Dans le cas de l'improvisation générative, l'organisation doit être prête à laisser de l'espace (et du temps) à ses équipes pour qu'elles essaient de nouvelles choses, même si cela ne donne pas de résultats. La culture doit donc favoriser l'innovation au quotidien. L'état d'esprit au sein des équipes est donc une des conditions pour bien gérer l'improvisation (7), selon les auteurs de l'article suivant : '“Les membres de l'équipe doivent être capables de travailler dans un contexte incertain. Ils expérimenteront, se tromperont, douteront, questionneront et écouteront. Sachant que les premières idées ne sont pas forcément les meilleures, ils doivent rester humbles et sincères tout au long du processus. Une certaine dose de courage et de confiance en soi ainsi qu'une volonté d'apprendre sont également nécessaires lorsque vient le temps d'improviser.”
Pour encourager cet état d'esprit, il peut par exemple être pertinent d'allouer une ou deux heures par semaine de temps libre aux employés qui auront la possibilité de s'intéresser aux sujets de leur choix pour les amener à voir comment cela pourrait servir l'atteinte de la vision de leur organisation. Les équipes doivent également être soutenues dans leur capacité à prendre des décisions (8). Pour cela, deux éléments les aideront :
Une bonne intelligence émotionnelle : les employés sauront faire de leurs émotions une force sans se laisser dépasser par elles. En effet, les émotions communiquent de l'information sur ce que fait vivre le changement (la technique des chapeaux de Bono (9) leur laisse d'ailleurs une place entière quand il s'agit d'analyser une situation) ou sur la réalité des clients.
Mais elles peuvent être un frein quand la peur de l'échec ou du blâme nous amène dans une inertie contre-productive. Outre l'amélioration de la prise de décision, une bonne intelligence émotionnelle permet de bien communiquer et de bien collaborer avec les différentes parties prenantes.
Une bonne pensée stratégique qui se définit comme la «capacité à porter un regard global et intégré pour aider à clarifier ce qui est vraiment important pour l'avenir et la pérennité de son organisation, et à mettre en place des actions alignées sur la vision» (10).

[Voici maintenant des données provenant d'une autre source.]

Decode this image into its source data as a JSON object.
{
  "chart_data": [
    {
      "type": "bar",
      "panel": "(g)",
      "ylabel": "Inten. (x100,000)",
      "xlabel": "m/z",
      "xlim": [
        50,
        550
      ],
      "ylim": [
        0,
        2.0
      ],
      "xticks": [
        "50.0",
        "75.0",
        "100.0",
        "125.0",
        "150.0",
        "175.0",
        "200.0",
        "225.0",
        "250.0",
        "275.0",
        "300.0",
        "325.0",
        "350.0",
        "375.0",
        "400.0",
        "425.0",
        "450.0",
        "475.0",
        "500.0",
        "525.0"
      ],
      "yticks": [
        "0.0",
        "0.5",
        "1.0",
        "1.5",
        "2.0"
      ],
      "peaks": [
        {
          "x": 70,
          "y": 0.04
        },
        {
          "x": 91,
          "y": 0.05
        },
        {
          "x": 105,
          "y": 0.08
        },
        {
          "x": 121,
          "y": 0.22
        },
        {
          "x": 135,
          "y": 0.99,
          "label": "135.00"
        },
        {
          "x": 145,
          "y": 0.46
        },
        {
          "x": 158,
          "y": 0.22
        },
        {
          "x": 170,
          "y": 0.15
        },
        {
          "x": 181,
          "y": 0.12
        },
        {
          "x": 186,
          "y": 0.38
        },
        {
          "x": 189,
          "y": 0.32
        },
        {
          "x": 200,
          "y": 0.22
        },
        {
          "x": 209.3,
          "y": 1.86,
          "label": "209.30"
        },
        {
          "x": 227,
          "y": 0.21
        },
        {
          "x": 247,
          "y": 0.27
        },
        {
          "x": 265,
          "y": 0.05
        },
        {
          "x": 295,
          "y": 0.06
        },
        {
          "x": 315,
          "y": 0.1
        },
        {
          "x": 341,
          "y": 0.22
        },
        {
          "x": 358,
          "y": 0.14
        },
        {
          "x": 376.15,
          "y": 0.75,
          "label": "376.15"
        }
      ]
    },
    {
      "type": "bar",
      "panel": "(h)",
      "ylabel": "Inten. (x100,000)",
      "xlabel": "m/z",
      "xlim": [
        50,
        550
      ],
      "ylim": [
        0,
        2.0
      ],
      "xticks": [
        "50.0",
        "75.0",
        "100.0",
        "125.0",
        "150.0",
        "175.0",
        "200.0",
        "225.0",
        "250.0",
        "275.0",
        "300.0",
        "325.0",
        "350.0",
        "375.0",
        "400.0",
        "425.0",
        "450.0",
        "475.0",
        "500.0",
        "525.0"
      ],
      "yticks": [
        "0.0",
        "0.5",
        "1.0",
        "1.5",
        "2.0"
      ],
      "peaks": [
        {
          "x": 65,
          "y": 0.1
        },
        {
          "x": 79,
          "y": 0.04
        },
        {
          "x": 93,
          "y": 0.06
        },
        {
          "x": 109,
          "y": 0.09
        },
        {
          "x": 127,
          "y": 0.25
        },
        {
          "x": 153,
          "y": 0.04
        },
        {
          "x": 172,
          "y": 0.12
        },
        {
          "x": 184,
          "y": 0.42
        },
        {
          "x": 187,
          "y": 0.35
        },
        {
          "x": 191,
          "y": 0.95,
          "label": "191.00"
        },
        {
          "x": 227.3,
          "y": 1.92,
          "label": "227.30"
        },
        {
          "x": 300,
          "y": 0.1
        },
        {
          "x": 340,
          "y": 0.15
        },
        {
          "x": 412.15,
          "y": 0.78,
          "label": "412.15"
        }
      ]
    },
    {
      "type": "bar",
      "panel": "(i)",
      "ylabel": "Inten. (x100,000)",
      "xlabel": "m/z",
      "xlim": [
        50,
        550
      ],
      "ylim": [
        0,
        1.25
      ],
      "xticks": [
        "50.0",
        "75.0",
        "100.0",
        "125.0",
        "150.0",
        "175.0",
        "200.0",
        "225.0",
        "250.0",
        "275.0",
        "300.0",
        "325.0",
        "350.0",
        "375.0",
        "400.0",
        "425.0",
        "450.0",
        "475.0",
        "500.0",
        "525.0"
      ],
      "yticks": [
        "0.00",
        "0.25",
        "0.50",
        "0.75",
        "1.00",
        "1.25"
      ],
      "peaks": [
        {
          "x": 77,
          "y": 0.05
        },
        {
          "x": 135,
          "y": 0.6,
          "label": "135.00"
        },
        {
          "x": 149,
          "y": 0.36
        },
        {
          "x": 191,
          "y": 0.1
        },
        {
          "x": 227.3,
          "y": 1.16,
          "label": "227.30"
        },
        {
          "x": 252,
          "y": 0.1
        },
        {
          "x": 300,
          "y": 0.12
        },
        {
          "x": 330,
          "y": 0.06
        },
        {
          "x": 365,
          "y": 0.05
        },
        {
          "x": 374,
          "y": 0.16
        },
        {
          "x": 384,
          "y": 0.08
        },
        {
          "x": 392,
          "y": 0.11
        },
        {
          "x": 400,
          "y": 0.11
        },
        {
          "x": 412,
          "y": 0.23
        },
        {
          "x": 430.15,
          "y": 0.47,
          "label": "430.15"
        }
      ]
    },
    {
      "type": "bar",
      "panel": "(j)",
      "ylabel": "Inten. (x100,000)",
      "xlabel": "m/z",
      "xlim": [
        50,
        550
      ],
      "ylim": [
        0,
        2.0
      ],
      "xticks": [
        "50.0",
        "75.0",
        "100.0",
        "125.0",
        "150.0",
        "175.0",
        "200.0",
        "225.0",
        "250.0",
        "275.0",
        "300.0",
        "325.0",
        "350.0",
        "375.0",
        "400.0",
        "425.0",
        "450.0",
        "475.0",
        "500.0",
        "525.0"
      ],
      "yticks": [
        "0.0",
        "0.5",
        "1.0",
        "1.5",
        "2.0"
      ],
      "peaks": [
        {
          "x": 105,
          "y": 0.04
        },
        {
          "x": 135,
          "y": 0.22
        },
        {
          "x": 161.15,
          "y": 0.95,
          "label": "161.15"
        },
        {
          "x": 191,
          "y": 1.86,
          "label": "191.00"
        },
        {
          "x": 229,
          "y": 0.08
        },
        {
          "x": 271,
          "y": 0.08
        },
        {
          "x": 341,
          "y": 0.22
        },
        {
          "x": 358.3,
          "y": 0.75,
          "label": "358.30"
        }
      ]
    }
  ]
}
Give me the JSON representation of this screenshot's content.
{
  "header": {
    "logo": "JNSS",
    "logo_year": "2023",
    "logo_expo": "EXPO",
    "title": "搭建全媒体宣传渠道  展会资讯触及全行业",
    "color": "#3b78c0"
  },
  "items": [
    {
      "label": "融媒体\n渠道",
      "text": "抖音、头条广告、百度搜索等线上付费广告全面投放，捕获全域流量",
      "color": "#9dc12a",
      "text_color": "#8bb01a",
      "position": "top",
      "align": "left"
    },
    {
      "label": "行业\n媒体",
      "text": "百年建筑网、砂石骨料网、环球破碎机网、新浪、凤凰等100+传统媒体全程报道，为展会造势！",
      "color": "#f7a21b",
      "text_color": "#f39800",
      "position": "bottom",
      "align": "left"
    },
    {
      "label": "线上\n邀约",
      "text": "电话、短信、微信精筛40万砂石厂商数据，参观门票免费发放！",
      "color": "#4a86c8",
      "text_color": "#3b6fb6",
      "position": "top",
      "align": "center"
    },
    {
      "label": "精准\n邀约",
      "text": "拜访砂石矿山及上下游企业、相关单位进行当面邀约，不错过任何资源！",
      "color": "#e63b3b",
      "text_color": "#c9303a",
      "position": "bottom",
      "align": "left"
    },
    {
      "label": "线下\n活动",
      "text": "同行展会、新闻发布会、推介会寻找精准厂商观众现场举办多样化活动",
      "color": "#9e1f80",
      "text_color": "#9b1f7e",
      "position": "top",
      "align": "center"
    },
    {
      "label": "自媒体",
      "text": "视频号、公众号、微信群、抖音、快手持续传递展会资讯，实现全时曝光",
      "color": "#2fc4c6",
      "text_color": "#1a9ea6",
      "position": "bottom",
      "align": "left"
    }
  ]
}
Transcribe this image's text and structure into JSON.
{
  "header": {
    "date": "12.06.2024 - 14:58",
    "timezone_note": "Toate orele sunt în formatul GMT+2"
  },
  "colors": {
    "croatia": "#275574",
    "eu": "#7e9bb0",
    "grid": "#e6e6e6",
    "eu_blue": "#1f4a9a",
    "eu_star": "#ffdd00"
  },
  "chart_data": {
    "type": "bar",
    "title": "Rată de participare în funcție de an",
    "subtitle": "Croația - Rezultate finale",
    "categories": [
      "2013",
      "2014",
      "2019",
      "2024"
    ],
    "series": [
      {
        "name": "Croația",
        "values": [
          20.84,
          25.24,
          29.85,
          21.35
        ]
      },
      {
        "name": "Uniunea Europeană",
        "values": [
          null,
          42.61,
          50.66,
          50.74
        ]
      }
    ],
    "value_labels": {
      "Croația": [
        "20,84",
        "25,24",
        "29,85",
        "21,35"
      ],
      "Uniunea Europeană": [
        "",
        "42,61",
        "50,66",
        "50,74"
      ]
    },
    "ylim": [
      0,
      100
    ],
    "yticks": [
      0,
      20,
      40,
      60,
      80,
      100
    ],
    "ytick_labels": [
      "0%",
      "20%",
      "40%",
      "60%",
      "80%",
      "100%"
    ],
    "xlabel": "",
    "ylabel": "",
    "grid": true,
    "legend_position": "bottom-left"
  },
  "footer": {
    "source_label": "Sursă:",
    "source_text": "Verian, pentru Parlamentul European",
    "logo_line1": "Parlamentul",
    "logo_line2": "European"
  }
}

En effet, la compréhension de la vision globale de l'organisation est importante pour que les expérimentations et les décisions soient prises dans le sens de l'organisation et des besoins des clients.
Les employés doivent notamment développer le réflexe de se poser quelques questions (11) pour rester alignés :
Quels autres scénarios que le nôtre pourraient exister?
Que devrait-on faire de différent pour gérer la situation?
Où s'en va notre organisation? Quels sont les grands enjeux et les grandes orientations stratégiques?
Qui est impliqué et avec qui devrais-je collaborer?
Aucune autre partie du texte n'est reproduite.